Левинсон рассеянным взглядом окинул всю эту светлую и чистую, сияющую красоту и не почувствовал ее. Увидел свой отряд, измученный и поредевший втрое, уныло растянувшийся вдоль дороги, и понял, как он сам смертельно устал и как бессилен он теперь сделать что-либо для этих людей, уныло плетущихся позади него. Они были еще единственно не безразличны, близки ему, эти измученные верные люди, ближе всего остального, ближе даже самого себя, потому что он ни на секунду не переставал чувствовать, что он чем-то обязан перед ними; но он, казалось, не мог уже ничего сделать для них, он уже не руководил ими, и только сами они еще не знали этого и покорно тянулись за ним, как стадо, привыкшее к своему вожаку. И это было как раз то самое страшное, чего он больше всего боялся, когда вчерашним утром думал о смерти Метелицы…
Он пытался взять себя в руки, сосредоточиться на чем-нибудь практически необходимом, но мысль его сбивалась и путалась, глаза слипались, и странные образы, обрывки воспоминаний, смутные ощущения окружающего, туманные и противоречивые, клубились в его сознании беспрерывно сменяющимся, беззвучным и бесплотным роем… «Зачем эта длинная, бесконечная дорога, и эта мокрая листва, и небо, такое мертвое и ненужное мне теперь?.. Что я обязан теперь делать?.. Да, я обязан выйти в Тудо-Вакскую долину… вак…скую долину… как это странно — вак…скую долину… Но как я устал, как мне хочется спать! Что могут еще хотеть от меня эти люди, когда мне так хочется спать?.. Он говорит — дозор… Да, да, и дозор… у него такая круглая и добрая голова, как у моего сына, и, конечно, нужно послать дозор, а уж потом спать… спать… и даже не такая, как у моего сына, а… что?..»
— Что ты сказал? — спросил он вдруг, подняв голову. Рядом с ним ехал Бакланов.
— Я говорю, надо бы дозор послать.
— Да, да, надо послать; распорядись, пожалуйста… Через минуту кто-то обогнал Левинсона усталой рысью, — Левинсон проводил глазами сгорбленную спину и узнал Мечика. Ему показалось что-то неправильное в том, что Мечик едет в дозор, но он не смог заставить себя разобраться в этой неправильности и тотчас же забыл об этом. Потом еще кто-то проехал мимо.
— Морозка! — крикнул Бакланов вслед уезжавшему. — Вы все-таки не теряйте друг дружку из виду…
«Разве он остался в живых? — подумал Левинсон. — А Дубов погиб… Бедный Дубов… Но что же случилось с Морозкой?.. Ах, да — это было с ним вчера вечером. Хорошо, что я не видел его тогда…»
Мечик, отъехавший уже довольно далеко, оглянулся: Морозка ехал саженях в пятидесяти от него, отряд тоже был еще виден. Потом и отряд и Морозка скрылись за поворотом. Нивка не хотела бежать рысью, и Мечик машинально подгонял ее: он плохо понимал, зачем его послали вперед, но ему велели ехать рысью, и он подчинялся.

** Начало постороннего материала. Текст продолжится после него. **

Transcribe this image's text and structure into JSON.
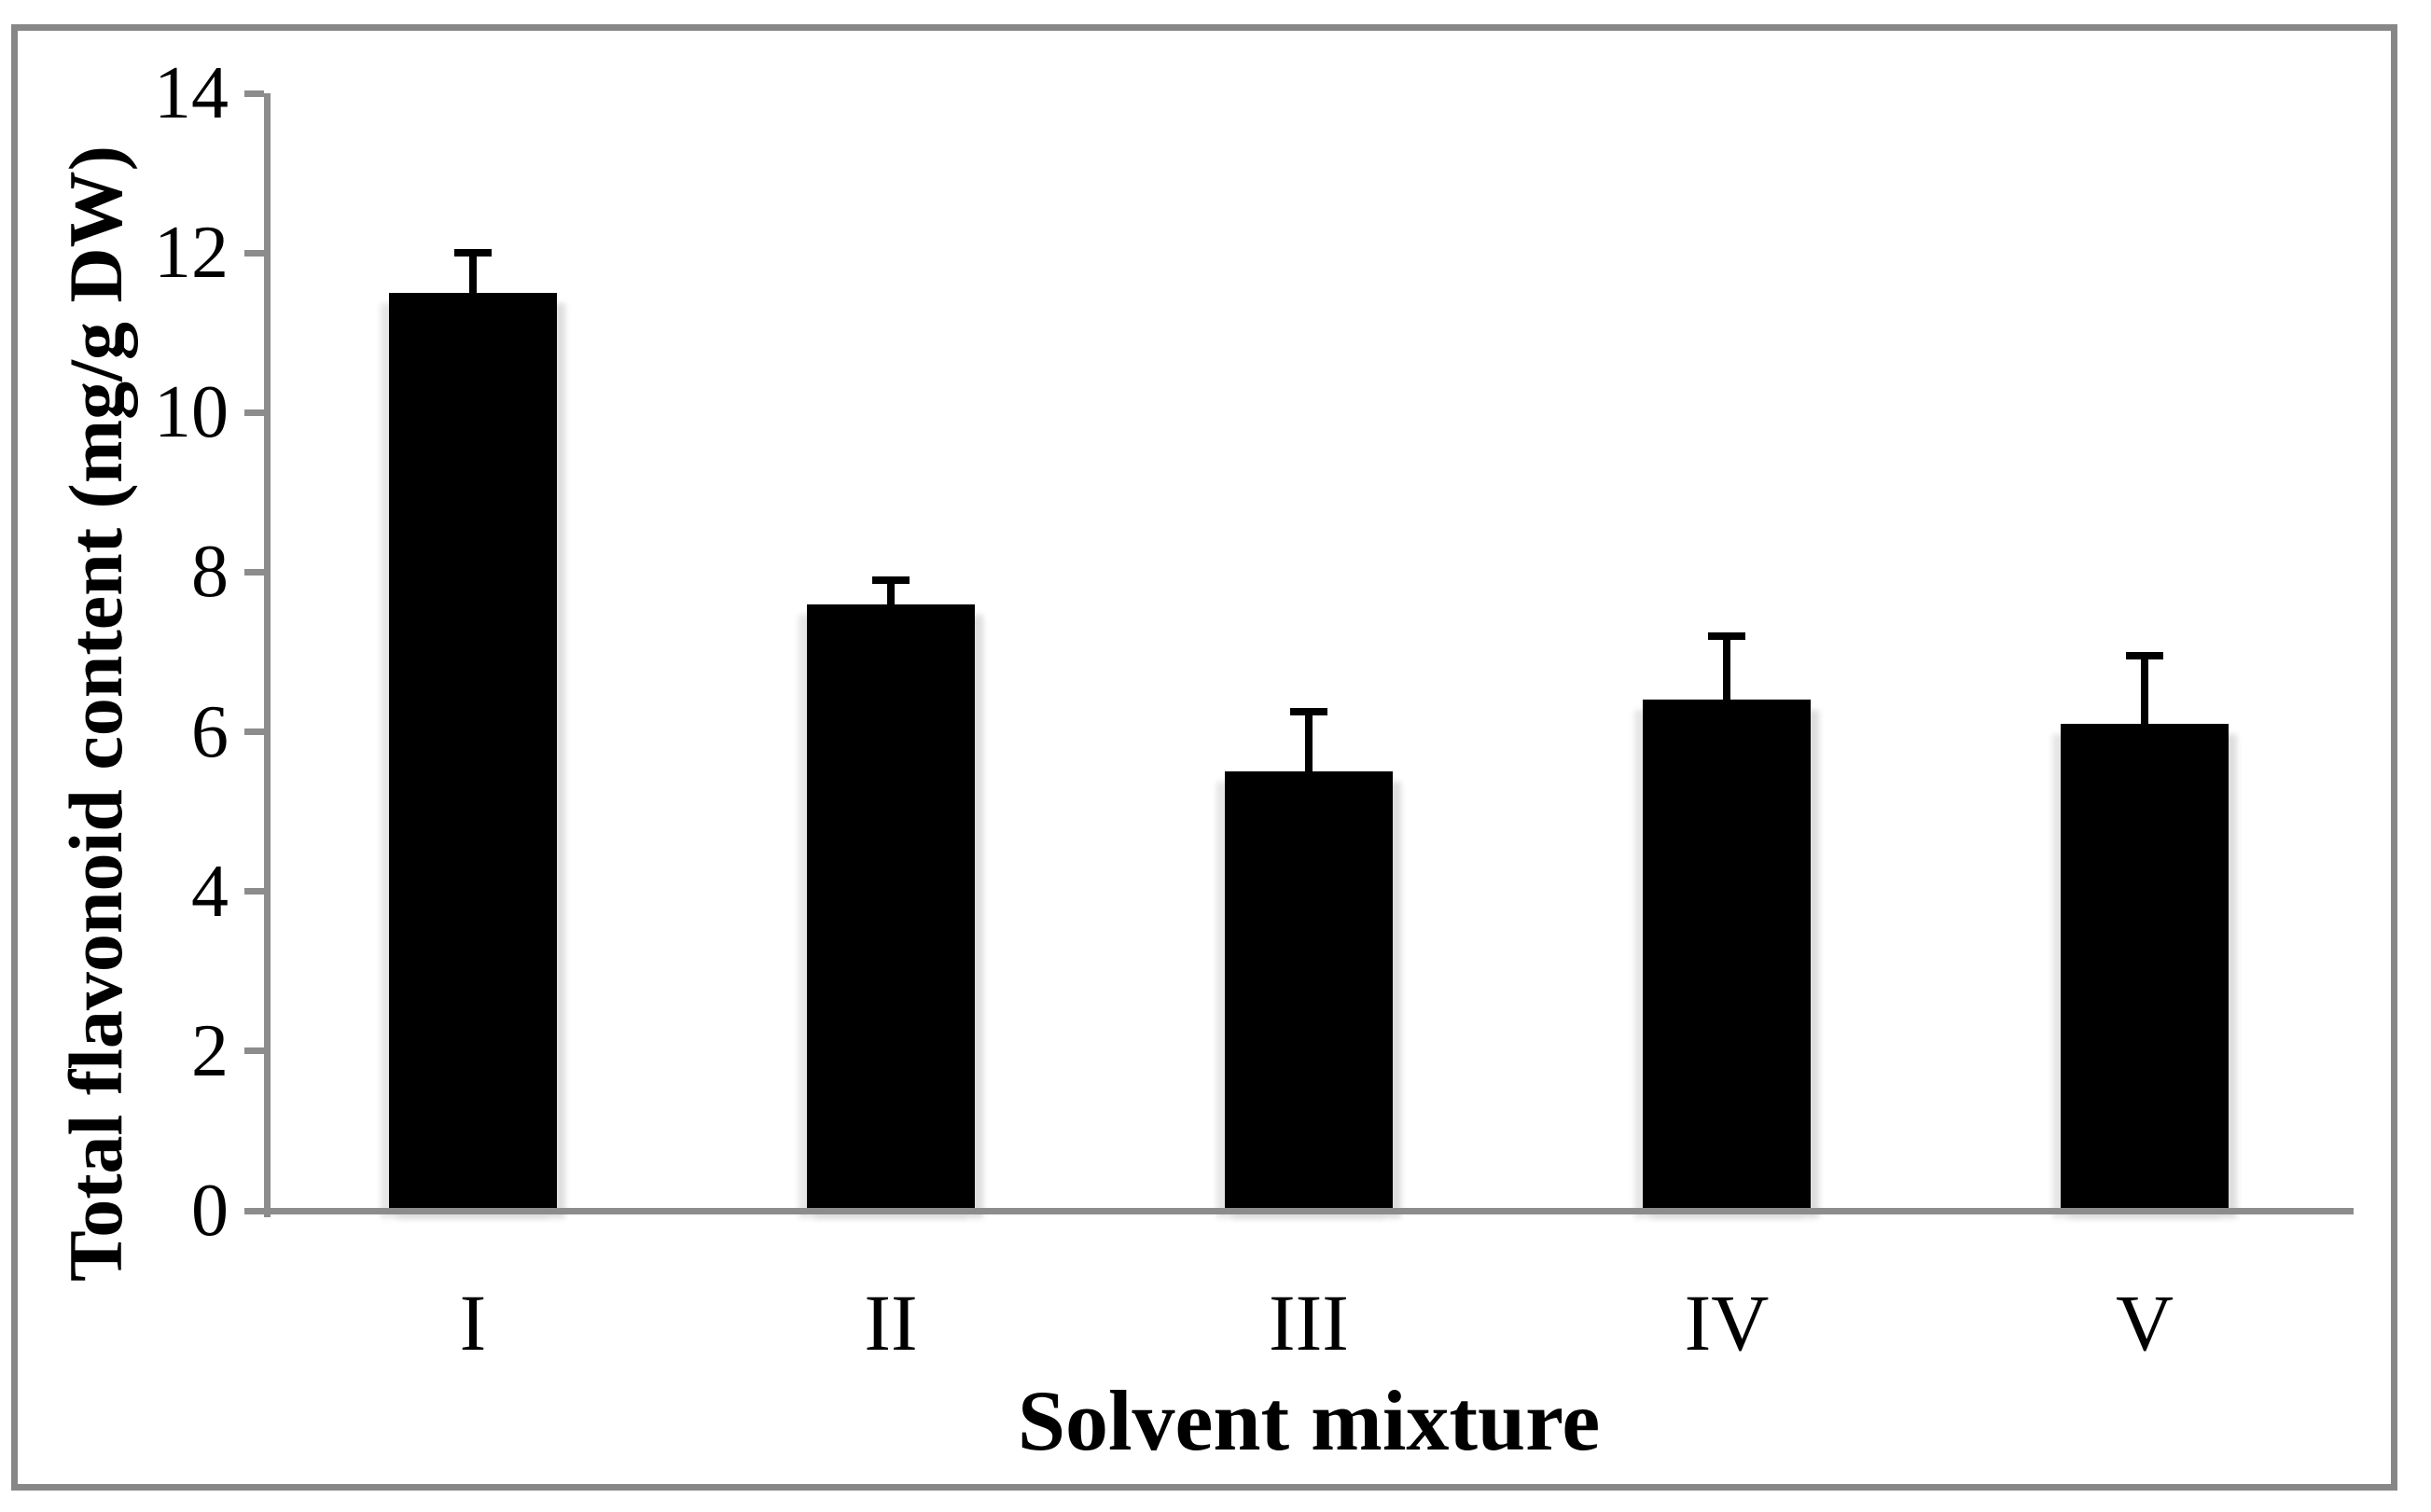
{
  "chart_data": {
    "type": "bar",
    "title": "",
    "categories": [
      "I",
      "II",
      "III",
      "IV",
      "V"
    ],
    "values": [
      11.5,
      7.6,
      5.5,
      6.4,
      6.1
    ],
    "errors_upper": [
      0.5,
      0.3,
      0.75,
      0.8,
      0.85
    ],
    "xlabel": "Solvent mixture",
    "ylabel": "Total flavonoid content (mg/g DW)",
    "ylim": [
      0,
      14
    ],
    "yticks": [
      0,
      2,
      4,
      6,
      8,
      10,
      12,
      14
    ],
    "grid": "off",
    "legend": "none",
    "bar_color": "#000000",
    "axis_color": "#8C8C8C",
    "frame_color": "#878787",
    "shadow_color": "#DEDEDE",
    "background_color": "#FFFFFF"
  }
}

Дорога вилась по влажным косогорам, густо заросшим дубняком и кленом, еще хранившим багряную листву. Нивка пугливо вздрагивала и жалась к кустам. На подъеме она пошла шагом. Мечик, задремавший в седле, больше не трогал ее. Иногда он приходил в себя и с недоумением видел вокруг все ту же непроходимую чащу. Ей не было ни конца, ни начала, как не было ни конца, ни начала тому сонному, тупому, не связанному с окружающим миром состоянию, в котором он сам находился.
Вдруг Нивка испуганно фыркнула и шарахнулась в кусты, прижав Мечика к каким-то гибким прутьям… Он вскинул голову, и сонное состояние мгновенно покинуло его, сменившись чувством ни с чем не сравнимого животного ужаса: на дороге в нескольких шагах от него стояли казаки.